Stuart_Armstrong comments on Singleton: the risks and benefits of one world governments - Less Wrong

1 Post author: Stuart_Armstrong 05 July 2013 02:05PM

You are viewing a comment permalink. View the original post to see all comments and the full post content.

Comments (27)

You are viewing a single comment's thread. Show more comments above.

Comment author: Stuart_Armstrong 08 July 2013 07:21:37AM 2 points [-]

Contrast fishing (an international "commons") with forestry (a series of national commons). Many countries have successful forestry programs that preserve quite decently; but the devastation caused by overfishing is extreme. These two industries are not fundamentally different, but the fact that one requires international cooperation and the other doesn't seem to make all the difference. You could also glance at the successful international pollution reductions (eg CFCs and acid rain). A singleton should be able to do better than the painstakingly negotiated treaties of today!

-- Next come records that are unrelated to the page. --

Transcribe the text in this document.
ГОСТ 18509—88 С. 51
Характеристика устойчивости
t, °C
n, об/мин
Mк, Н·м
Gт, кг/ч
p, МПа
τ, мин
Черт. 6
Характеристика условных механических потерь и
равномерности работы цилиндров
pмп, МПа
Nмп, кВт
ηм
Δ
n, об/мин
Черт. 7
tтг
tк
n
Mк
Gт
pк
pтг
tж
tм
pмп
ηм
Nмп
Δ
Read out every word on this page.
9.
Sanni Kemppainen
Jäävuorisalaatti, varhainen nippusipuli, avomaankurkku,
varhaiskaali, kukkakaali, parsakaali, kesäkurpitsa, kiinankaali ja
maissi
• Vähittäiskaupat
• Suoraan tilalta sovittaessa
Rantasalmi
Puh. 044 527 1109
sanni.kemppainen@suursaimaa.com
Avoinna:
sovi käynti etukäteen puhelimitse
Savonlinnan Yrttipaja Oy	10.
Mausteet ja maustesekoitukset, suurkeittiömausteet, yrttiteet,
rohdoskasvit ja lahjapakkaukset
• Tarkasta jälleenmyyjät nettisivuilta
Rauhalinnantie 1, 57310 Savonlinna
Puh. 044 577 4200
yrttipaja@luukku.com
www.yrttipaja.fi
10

On specifics, the WHO seems to have a pretty decent track record on pandemics (not nearly as good as it should me, much better than it could be). I'm not all that knowledgeable on the various rules governing fissile materials, but they seem to be working acceptably, in any place that they can be enforced. And, of course, regulations of synthetic biology and AI are essentially impossible without a singleton or extreme global coordination.

Comment author: Furslid 08 July 2013 07:25:03PM *  3 points [-]

I don't think that's the relevant difference between forestry and fishing. Forestry can be easily parceled out by plot in a way that fishing can't. Forests can be managed by giving one logging concern responsibility for a specific plot and holding them responsible for any overlogging in that area and for any mandated replanting.

Fishing has to be managed by enforcing quotas, this is a much more difficult problem even for a single government. I haven't done research in fishing, but do we see fishing being managed well in areas that are under the jurisdiction of one government or governments with good cooperation (like the great lakes)? Or for species that's habitat is within the coastal waters of one government?